2) The dumppo utility, shows some of the settings. I tried it
on Windows 7, and it did not report the LID setting correctly.
So perhaps it's only suited to older OSes like WinXP.
It's a tiny, command line utility, written by Microsoft.
(This site occasionally causes problems for people. Manual FTP
and using PASV option can help.) This is the download link. ~12KB
ftp://ftp.microsoft.com/products/Oemtest/v1.1/WOSTest/Tools/Acpi/dumppo.exe
(An example of usage of "dumppo", but you can easily figure it
out by just using the command too. Just type "dumppo cap" for example.
You'll need to know some basics about using Command Prompt window
to use this one.)
http://forums.pcper.com/showthread....ssue/page3&p=1825058&postcount=31#post1825058
I'm not convinced, after looking at it, that the utility is
up to the task of fixing the lid. And since all attempts here
to make a working example have failed, I'll let you tinker with it.
3) The Registry apparently has a couple hundred registry settings
related to this stuff. No, I haven't counted them

Just to give
you some idea, you'd have to be nuts to attempt to change something
using nothing but Regedit.
*******
I can't answer your second question.
But I'd like some clarification, that may help someone else.

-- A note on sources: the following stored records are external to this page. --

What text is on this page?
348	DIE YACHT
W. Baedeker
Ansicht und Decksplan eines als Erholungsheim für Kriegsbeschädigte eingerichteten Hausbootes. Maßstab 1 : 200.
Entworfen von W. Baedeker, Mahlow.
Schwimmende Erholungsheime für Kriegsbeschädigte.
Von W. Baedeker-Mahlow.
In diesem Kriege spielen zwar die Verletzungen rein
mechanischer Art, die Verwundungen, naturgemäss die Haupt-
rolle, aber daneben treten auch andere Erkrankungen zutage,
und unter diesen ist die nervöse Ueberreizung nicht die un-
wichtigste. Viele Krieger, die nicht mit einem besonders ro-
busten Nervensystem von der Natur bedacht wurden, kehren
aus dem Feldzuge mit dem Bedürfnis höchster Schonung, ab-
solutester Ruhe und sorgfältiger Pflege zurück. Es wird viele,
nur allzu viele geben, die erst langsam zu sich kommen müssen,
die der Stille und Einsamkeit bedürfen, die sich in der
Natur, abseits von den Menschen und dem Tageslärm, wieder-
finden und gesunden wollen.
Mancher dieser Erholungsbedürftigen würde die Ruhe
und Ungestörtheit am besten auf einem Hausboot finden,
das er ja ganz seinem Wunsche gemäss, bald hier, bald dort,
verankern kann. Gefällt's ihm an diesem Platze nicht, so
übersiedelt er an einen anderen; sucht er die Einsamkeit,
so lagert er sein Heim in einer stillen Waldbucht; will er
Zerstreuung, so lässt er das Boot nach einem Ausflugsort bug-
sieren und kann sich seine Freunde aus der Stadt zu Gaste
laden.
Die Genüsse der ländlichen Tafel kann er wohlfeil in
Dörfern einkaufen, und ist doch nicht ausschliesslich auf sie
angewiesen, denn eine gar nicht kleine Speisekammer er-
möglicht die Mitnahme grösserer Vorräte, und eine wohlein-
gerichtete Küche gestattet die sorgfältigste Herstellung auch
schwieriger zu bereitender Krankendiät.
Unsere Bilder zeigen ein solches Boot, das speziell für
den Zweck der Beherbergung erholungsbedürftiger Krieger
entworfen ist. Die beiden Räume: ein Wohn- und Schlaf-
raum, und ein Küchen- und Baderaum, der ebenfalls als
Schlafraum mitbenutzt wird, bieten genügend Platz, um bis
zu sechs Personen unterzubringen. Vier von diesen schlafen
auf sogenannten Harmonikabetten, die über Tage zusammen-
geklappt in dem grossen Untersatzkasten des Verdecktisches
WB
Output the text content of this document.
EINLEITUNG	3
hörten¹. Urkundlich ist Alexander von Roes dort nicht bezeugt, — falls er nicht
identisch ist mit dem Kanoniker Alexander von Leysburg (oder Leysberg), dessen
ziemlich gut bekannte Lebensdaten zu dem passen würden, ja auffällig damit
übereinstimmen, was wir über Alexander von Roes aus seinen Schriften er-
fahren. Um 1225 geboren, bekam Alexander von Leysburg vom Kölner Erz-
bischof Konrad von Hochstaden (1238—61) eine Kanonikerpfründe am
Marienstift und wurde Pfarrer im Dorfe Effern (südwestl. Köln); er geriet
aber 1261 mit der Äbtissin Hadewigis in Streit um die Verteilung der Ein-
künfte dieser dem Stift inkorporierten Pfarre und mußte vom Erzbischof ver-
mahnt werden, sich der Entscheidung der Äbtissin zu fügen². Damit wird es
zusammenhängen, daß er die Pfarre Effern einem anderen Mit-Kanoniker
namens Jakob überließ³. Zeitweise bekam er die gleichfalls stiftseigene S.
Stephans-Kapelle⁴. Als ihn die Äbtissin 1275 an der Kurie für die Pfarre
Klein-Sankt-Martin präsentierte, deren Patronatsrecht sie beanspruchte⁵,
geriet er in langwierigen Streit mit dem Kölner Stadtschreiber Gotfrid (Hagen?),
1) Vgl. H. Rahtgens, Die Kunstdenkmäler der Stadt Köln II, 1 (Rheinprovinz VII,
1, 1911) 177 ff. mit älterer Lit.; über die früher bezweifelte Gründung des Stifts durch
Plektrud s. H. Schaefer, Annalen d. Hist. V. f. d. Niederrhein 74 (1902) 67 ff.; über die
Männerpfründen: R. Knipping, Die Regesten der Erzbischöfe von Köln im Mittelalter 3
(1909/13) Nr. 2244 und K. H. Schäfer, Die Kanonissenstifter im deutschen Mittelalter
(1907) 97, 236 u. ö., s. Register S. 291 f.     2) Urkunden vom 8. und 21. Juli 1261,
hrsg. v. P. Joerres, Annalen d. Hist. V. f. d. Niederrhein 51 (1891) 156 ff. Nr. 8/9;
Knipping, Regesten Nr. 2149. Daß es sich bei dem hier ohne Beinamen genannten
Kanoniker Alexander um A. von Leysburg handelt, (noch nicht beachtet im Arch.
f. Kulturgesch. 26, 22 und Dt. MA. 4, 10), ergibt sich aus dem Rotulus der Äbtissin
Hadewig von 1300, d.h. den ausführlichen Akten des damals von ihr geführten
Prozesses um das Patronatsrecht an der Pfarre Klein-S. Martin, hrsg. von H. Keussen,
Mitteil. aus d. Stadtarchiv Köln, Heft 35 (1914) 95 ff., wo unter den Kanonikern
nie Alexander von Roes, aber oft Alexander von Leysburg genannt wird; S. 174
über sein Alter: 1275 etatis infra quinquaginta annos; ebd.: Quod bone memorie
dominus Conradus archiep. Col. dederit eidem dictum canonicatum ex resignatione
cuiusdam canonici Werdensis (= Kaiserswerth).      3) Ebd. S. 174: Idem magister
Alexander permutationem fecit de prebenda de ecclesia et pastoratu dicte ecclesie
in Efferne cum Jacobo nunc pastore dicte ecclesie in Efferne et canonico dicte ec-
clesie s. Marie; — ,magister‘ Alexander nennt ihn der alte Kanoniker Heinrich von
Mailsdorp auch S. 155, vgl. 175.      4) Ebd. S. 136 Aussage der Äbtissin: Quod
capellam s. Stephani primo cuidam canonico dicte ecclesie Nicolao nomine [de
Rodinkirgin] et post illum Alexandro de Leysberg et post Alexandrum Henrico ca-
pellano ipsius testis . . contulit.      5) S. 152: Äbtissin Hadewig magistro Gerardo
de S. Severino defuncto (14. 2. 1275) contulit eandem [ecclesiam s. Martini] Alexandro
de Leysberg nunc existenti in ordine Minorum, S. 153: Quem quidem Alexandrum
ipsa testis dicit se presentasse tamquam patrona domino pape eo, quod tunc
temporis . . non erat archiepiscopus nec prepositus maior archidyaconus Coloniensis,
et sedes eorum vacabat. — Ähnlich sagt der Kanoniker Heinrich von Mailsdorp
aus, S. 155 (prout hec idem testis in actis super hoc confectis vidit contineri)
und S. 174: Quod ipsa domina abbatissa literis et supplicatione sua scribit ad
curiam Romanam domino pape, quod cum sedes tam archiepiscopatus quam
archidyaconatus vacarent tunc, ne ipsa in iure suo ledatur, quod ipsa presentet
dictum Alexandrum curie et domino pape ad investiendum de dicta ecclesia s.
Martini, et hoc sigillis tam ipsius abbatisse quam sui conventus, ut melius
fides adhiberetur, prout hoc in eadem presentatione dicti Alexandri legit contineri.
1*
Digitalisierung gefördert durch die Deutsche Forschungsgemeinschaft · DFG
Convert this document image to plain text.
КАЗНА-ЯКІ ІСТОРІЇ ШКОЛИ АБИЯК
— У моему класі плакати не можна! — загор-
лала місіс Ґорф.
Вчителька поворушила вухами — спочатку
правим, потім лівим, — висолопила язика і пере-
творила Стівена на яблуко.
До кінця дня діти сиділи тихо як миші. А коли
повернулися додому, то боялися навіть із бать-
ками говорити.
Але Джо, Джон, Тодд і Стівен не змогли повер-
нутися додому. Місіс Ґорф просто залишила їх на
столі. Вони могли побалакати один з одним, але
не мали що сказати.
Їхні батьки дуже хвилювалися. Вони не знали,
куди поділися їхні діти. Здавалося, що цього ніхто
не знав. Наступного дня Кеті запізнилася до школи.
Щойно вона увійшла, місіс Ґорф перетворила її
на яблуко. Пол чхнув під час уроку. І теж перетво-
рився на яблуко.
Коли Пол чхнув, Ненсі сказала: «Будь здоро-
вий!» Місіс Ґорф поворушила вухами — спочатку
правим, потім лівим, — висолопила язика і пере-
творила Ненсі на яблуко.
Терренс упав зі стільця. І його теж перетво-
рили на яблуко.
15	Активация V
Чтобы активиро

There are a couple of notifications. There is the WinXP End of Support,
which you might not see all that often.
There is a Microsoft Security Essentials End of Support notification
which may appear if you do an update on the definitions for it.
Make sure you know which kind of notification it is. Or
post the exact text, so we can match it to pictures of
the notifications or something.
The WinXP notification, you could try removing it
via Add/Remove, but I don't see anything in a search to
encourage such an approach. I think I just hid the update
in Windows Update, so I never got to see it.
To get around one of the nasty Windows 8 notifications,
I pulled the network plug, and when the notification discovered
it didn't have a network connection, it "relented"

Let's
hope the WinXP one, doesn't use that darned band that
goes across the entire screen and locks things up
*******
For your third question, if you've used an adware or malware
removal tool, they don't always clean all the entries from the
registry. This can cause a prompt that says some file is
missing. Which it is, because the file was removed by
your adware or malware tool. If you know the name of the
file or tool, you may be able to find the entry using
Regedit. Or, you could try examining the Startup
entries using Autoruns, and "untick" the annoying one.
If the adware or malware is not totally removed, the
boxes you see in Autoruns will "re-tick" themselves
after the next reboot. Autoruns is an alternative to
the more dangerous things you could do with Regedit.